Listen, Lavar Ball is brash and outspoken, but his kids aren’t. Same with Venus and Serena. It appears that these fathers both understood that to help samake a superstar in America, you have to say and do what nobody else is willing to say or do.
But yesterday Lavar Ball made what I think is the most important announcement he’s ever made. He announced that he plans to create what he’s calling the JBA – which stands for the Junior Basketball Association. It’s a professional basketball league for high school basketball stars who want to prepare for the NBA without playing college basketball.
Listen, I’m a huge proponent of higher education. The Tom Joyner Foundation has helped get thousands of students through college. College changed my life.
But it’s an absolute fact that college basketball in America is a profit-driven machine designed to pimp teenage black boys for a few years to the tunes of not millions, but billions and billions of dollars. Recently the University of Louisville, which is now embroiled in federal scandal, signed a billion-dollar contract with Adidas. College basketball teams around the country are signing similar deals.
And with that money, teams are paying coaches tens of millions of dollars. Those coaches are then signing dozens of endorsement deals of their own with every brand and company you can think of, to major national brands to local car dealerships. In most states right now, the highest paid government employee is not the Governor, but the college basketball or football coach.
In the meantime, players, many of them who already have hundreds of thousands of followers online, are banned from making even a penny off of an endorsement. They aren’t allowed to sell autographs. They aren’t allowed to receive even a percentage off of jersey sales with their number on them.
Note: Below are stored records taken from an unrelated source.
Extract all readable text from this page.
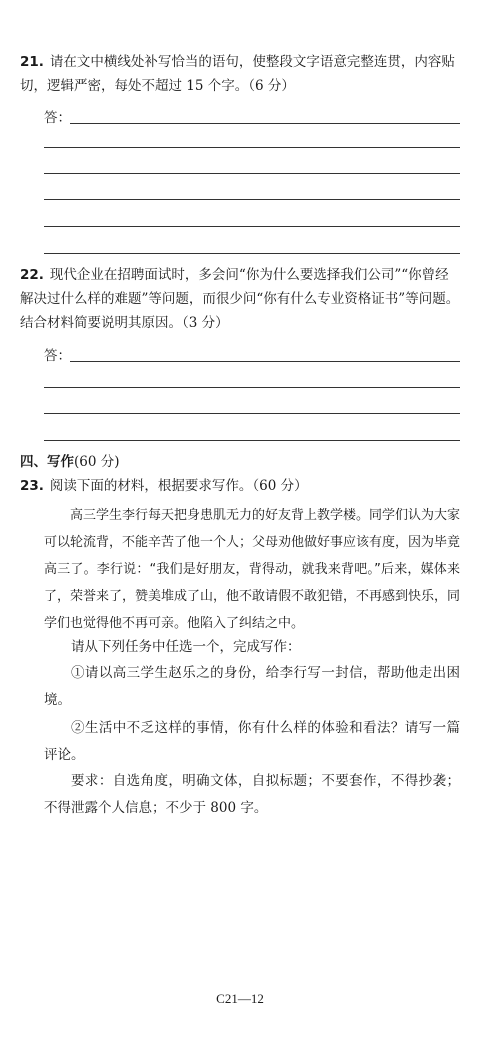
21. 请在文中横线处补写恰当的语句，使整段文字语意完整连贯，内容贴切，逻辑严密，每处不超过 15 个字。（6 分）
答：
22. 现代企业在招聘面试时，多会问“你为什么要选择我们公司”“你曾经解决过什么样的难题”等问题，而很少问“你有什么专业资格证书”等问题。结合材料简要说明其原因。（3 分）
答：
四、写作(60 分)
23. 阅读下面的材料，根据要求写作。（60 分）
高三学生李行每天把身患肌无力的好友背上教学楼。同学们认为大家可以轮流背，不能辛苦了他一个人；父母劝他做好事应该有度，因为毕竟高三了。李行说：“我们是好朋友，背得动，就我来背吧。”后来，媒体来了，荣誉来了，赞美堆成了山，他不敢请假不敢犯错，不再感到快乐，同学们也觉得他不再可亲。他陷入了纠结之中。
请从下列任务中任选一个，完成写作：
①请以高三学生赵乐之的身份，给李行写一封信，帮助他走出困境。
②生活中不乏这样的事情，你有什么样的体验和看法？请写一篇评论。
要求：自选角度，明确文体，自拟标题；不要套作，不得抄袭；不得泄露个人信息；不少于 800 字。
C21—12
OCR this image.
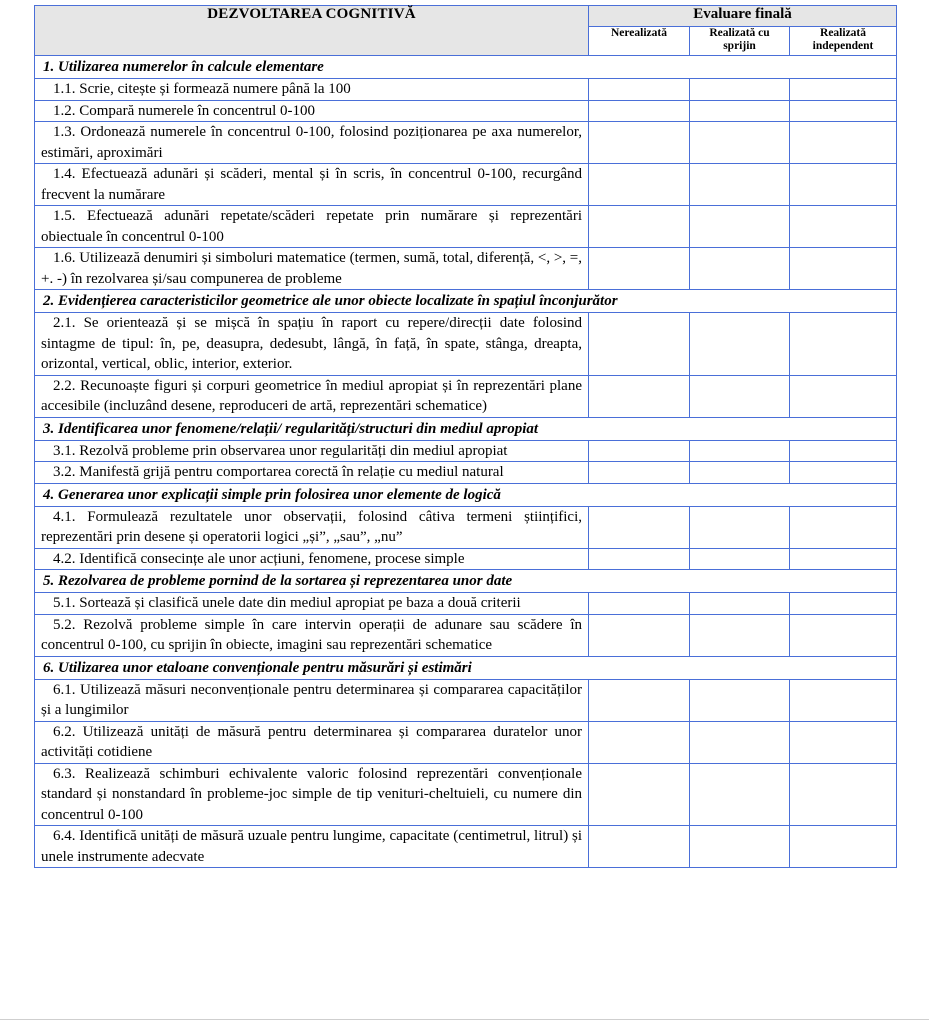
DEZVOLTAREA COGNITIVĂ	Evaluare finală		
	Nerealizată	Realizată cu sprijin	Realizată independent
1. Utilizarea numerelor în calcule elementare			
1.1. Scrie, citește și formează numere până la 100			
1.2. Compară numerele în concentrul 0-100			
1.3. Ordonează numerele în concentrul 0-100, folosind poziționarea pe axa numerelor, estimări, aproximări			
1.4. Efectuează adunări și scăderi, mental și în scris, în concentrul 0-100, recurgând frecvent la numărare			
1.5. Efectuează adunări repetate/scăderi repetate prin numărare și reprezentări obiectuale în concentrul 0-100			
1.6. Utilizează denumiri și simboluri matematice (termen, sumă, total, diferență, <, >, =, +. -) în rezolvarea și/sau compunerea de probleme			
2. Evidențierea caracteristicilor geometrice ale unor obiecte localizate în spațiul înconjurător			
2.1. Se orientează și se mișcă în spațiu în raport cu repere/direcții date folosind sintagme de tipul: în, pe, deasupra, dedesubt, lângă, în față, în spate, stânga, dreapta, orizontal, vertical, oblic, interior, exterior.			
2.2. Recunoaște figuri și corpuri geometrice în mediul apropiat și în reprezentări plane accesibile (incluzând desene, reproduceri de artă, reprezentări schematice)			
3. Identificarea unor fenomene/relații/ regularități/structuri din mediul apropiat			
3.1. Rezolvă probleme prin observarea unor regularități din mediul apropiat			
3.2. Manifestă grijă pentru comportarea corectă în relație cu mediul natural			
4. Generarea unor explicații simple prin folosirea unor elemente de logică			
4.1. Formulează rezultatele unor observații, folosind câtiva termeni științifici, reprezentări prin desene și operatorii logici „și”, „sau”, „nu”			
4.2. Identifică consecințe ale unor acțiuni, fenomene, procese simple			
5. Rezolvarea de probleme pornind de la sortarea și reprezentarea unor date			
5.1. Sortează și clasifică unele date din mediul apropiat pe baza a două criterii			
5.2. Rezolvă probleme simple în care intervin operații de adunare sau scădere în concentrul 0-100, cu sprijin în obiecte, imagini sau reprezentări schematice			
6. Utilizarea unor etaloane convenționale pentru măsurări și estimări			
6.1. Utilizează măsuri neconvenționale pentru determinarea și compararea capacităților și a lungimilor			
6.2. Utilizează unități de măsură pentru determinarea și compararea duratelor unor activități cotidiene			
6.3. Realizează schimburi echivalente valoric folosind reprezentări convenționale standard și nonstandard în probleme-joc simple de tip venituri-cheltuieli, cu numere din concentrul 0-100			
6.4. Identifică unități de măsură uzuale pentru lungime, capacitate (centimetrul, litrul) și unele instrumente adecvate			
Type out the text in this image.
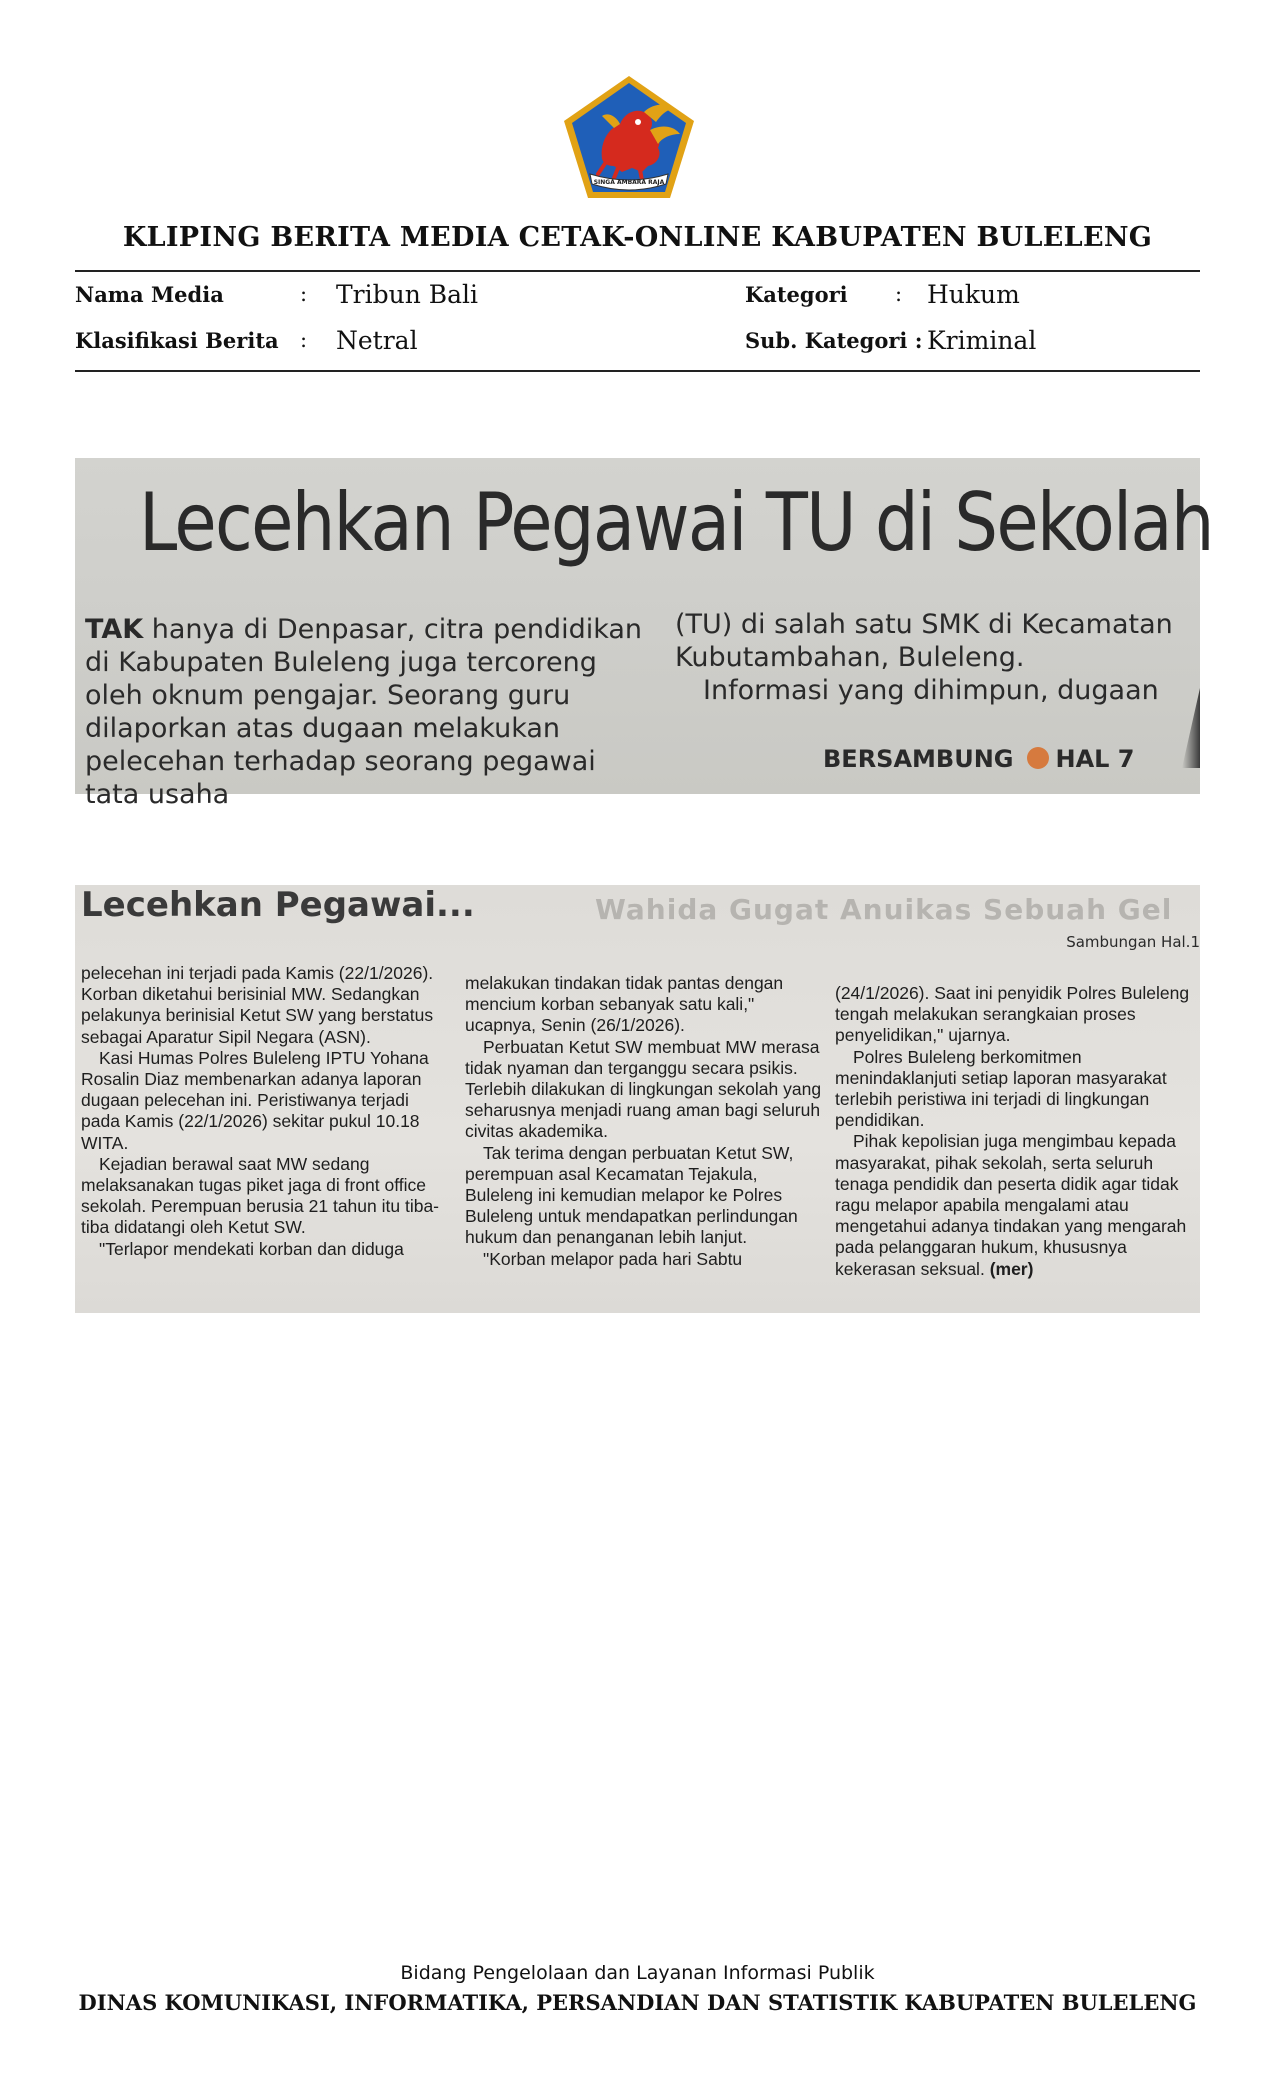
SINGA AMBARA RAJA
KLIPING BERITA MEDIA CETAK-ONLINE KABUPATEN BULELENG
Nama Media	: Tribun Bali	Kategori : Hukum
Klasifikasi Berita : Netral	Sub. Kategori : Kriminal
Lecehkan Pegawai TU di Sekolah
TAK hanya di Denpasar, citra pendidikan di Kabupaten Buleleng juga tercoreng oleh oknum pengajar. Seorang guru dilaporkan atas dugaan melakukan pelecehan terhadap seorang pegawai tata usaha
(TU) di salah satu SMK di Kecamatan Kubutambahan, Buleleng.
Informasi yang dihimpun, dugaan
BERSAMBUNG HAL 7
Wahida Gugat Anuikas Sebuah Gel
Lecehkan Pegawai...
Sambungan Hal.1

pelecehan ini terjadi pada Kamis (22/1/2026). Korban diketahui berisinial MW. Sedangkan pelakunya berinisial Ketut SW yang berstatus sebagai Aparatur Sipil Negara (ASN).

Kasi Humas Polres Buleleng IPTU Yohana Rosalin Diaz membenarkan adanya laporan dugaan pelecehan ini. Peristiwanya terjadi pada Kamis (22/1/2026) sekitar pukul 10.18 WITA.

Kejadian berawal saat MW sedang melaksanakan tugas piket jaga di front office sekolah. Perempuan berusia 21 tahun itu tiba-tiba didatangi oleh Ketut SW.

"Terlapor mendekati korban dan diduga

melakukan tindakan tidak pantas dengan mencium korban sebanyak satu kali," ucapnya, Senin (26/1/2026).

Perbuatan Ketut SW membuat MW merasa tidak nyaman dan terganggu secara psikis. Terlebih dilakukan di lingkungan sekolah yang seharusnya menjadi ruang aman bagi seluruh civitas akademika.

Tak terima dengan perbuatan Ketut SW, perempuan asal Kecamatan Tejakula, Buleleng ini kemudian melapor ke Polres Buleleng untuk mendapatkan perlindungan hukum dan penanganan lebih lanjut.

"Korban melapor pada hari Sabtu

(24/1/2026). Saat ini penyidik Polres Buleleng tengah melakukan serangkaian proses penyelidikan," ujarnya.

Polres Buleleng berkomitmen menindaklanjuti setiap laporan masyarakat terlebih peristiwa ini terjadi di lingkungan pendidikan.

Pihak kepolisian juga mengimbau kepada masyarakat, pihak sekolah, serta seluruh tenaga pendidik dan peserta didik agar tidak ragu melapor apabila mengalami atau mengetahui adanya tindakan yang mengarah pada pelanggaran hukum, khususnya kekerasan seksual. (mer)

Bidang Pengelolaan dan Layanan Informasi Publik
DINAS KOMUNIKASI, INFORMATIKA, PERSANDIAN DAN STATISTIK KABUPATEN BULELENG
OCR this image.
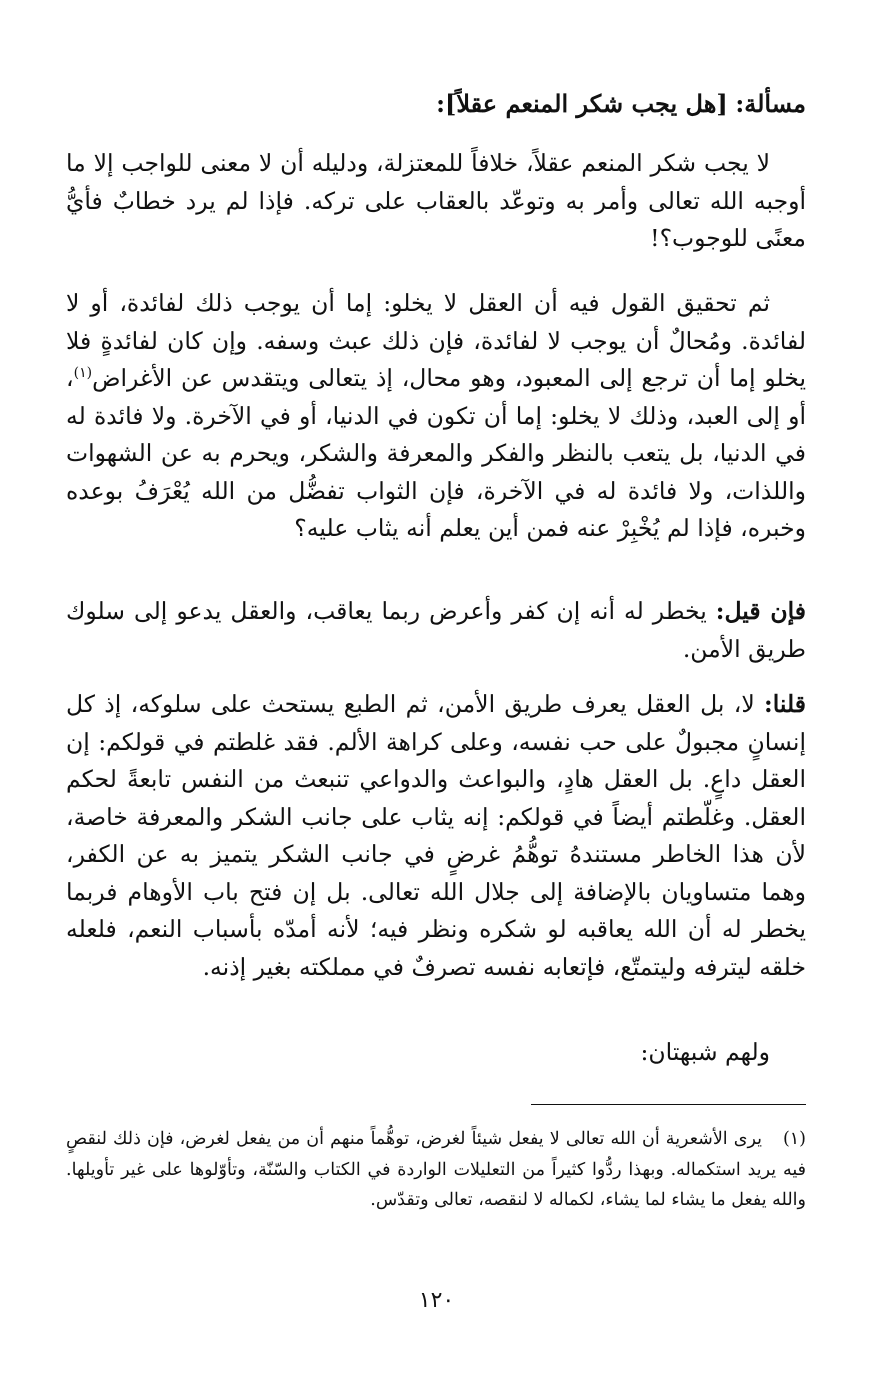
مسألة: [هل يجب شكر المنعم عقلاً]:
لا يجب شكر المنعم عقلاً، خلافاً للمعتزلة، ودليله أن لا معنى للواجب إلا ما أوجبه الله تعالى وأمر به وتوعّد بالعقاب على تركه. فإذا لم يرد خطابٌ فأيُّ معنًى للوجوب؟!
ثم تحقيق القول فيه أن العقل لا يخلو: إما أن يوجب ذلك لفائدة، أو لا لفائدة. ومُحالٌ أن يوجب لا لفائدة، فإن ذلك عبث وسفه. وإن كان لفائدةٍ فلا يخلو إما أن ترجع إلى المعبود، وهو محال، إذ يتعالى ويتقدس عن الأغراض$^{(١)}$، أو إلى العبد، وذلك لا يخلو: إما أن تكون في الدنيا، أو في الآخرة. ولا فائدة له في الدنيا، بل يتعب بالنظر والفكر والمعرفة والشكر، ويحرم به عن الشهوات واللذات، ولا فائدة له في الآخرة، فإن الثواب تفضُّل من الله يُعْرَفُ بوعده وخبره، فإذا لم يُخْبِرْ عنه فمن أين يعلم أنه يثاب عليه؟
فإن قيل: يخطر له أنه إن كفر وأعرض ربما يعاقب، والعقل يدعو إلى سلوك طريق الأمن.
قلنا: لا، بل العقل يعرف طريق الأمن، ثم الطبع يستحث على سلوكه، إذ كل إنسانٍ مجبولٌ على حب نفسه، وعلى كراهة الألم. فقد غلطتم في قولكم: إن العقل داعٍ. بل العقل هادٍ، والبواعث والدواعي تنبعث من النفس تابعةً لحكم العقل. وغلّطتم أيضاً في قولكم: إنه يثاب على جانب الشكر والمعرفة خاصة، لأن هذا الخاطر مستندهُ توهُّمُ غرضٍ في جانب الشكر يتميز به عن الكفر، وهما متساويان بالإضافة إلى جلال الله تعالى. بل إن فتح باب الأوهام فربما يخطر له أن الله يعاقبه لو شكره ونظر فيه؛ لأنه أمدّه بأسباب النعم، فلعله خلقه ليترفه وليتمتّع، فإتعابه نفسه تصرفٌ في مملكته بغير إذنه.
ولهم شبهتان:
(١)يرى الأشعرية أن الله تعالى لا يفعل شيئاً لغرض، توهُّماً منهم أن من يفعل لغرض، فإن ذلك لنقصٍ فيه يريد استكماله. وبهذا ردُّوا كثيراً من التعليلات الواردة في الكتاب والسّنّة، وتأوّلوها على غير تأويلها. والله يفعل ما يشاء لما يشاء، لكماله لا لنقصه، تعالى وتقدّس.
١٢٠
And the NBA, with a backroom deal with college basketball, now requires that players have at least one year out of high school before they can enter the NBA draft – making it such that most great high school basketball players are doing what we now call “one and done” – that is they play one year of college ball then go pro.
We have to ask ourselves why are young kids who play tennis allowed to go pro at any age?
Why are young kids who play golf allowed to go pro at any age?
Why are young kids who play baseball allowed to go pro at any age?
It seems that predominantly white sports openly allow people to go pro at any age, but basketball and football, which are overwhelmingly black, force kids through a pipeline, not where they are getting a great education, but where colleges and universities make billions of dollars off of them.
I’m not sure if Lavar Ball’s JBA will be successful. Who knows? But I know the man is a visionary who has the guts to break out on his own – starting a shoe and apparel brand instead of signing with Nike or Adidas or Reebok and now starting a junior basketball league.
Many critics of Lavar have admitted that he’s one man who could perhaps make the idea work. But several sports historians have taken a different stance – they believe that college basketball, afraid of Lavar’s success, may finally change rules to benefit the players they are making billions of dollars off of.
If college players aren’t going to be paid, allow them, like every other college student, to be allowed to sign autographs for money. Give them a percentage of jersey sales. Allow them to have endorsement deals. Allow them to make money off of their social media accounts.
The NBA is also considering allowing players, as they used to do with guys like LeBron, Kobe Bryant, and Kevin Garnett, go straight to the pros from high school ball.
Whatever the case, Lavar Ball’s announcement about starting a pro league for high school players is a game changer. The man is brash, but he’s bold and full of big ideas. I support him and wish more of us would too.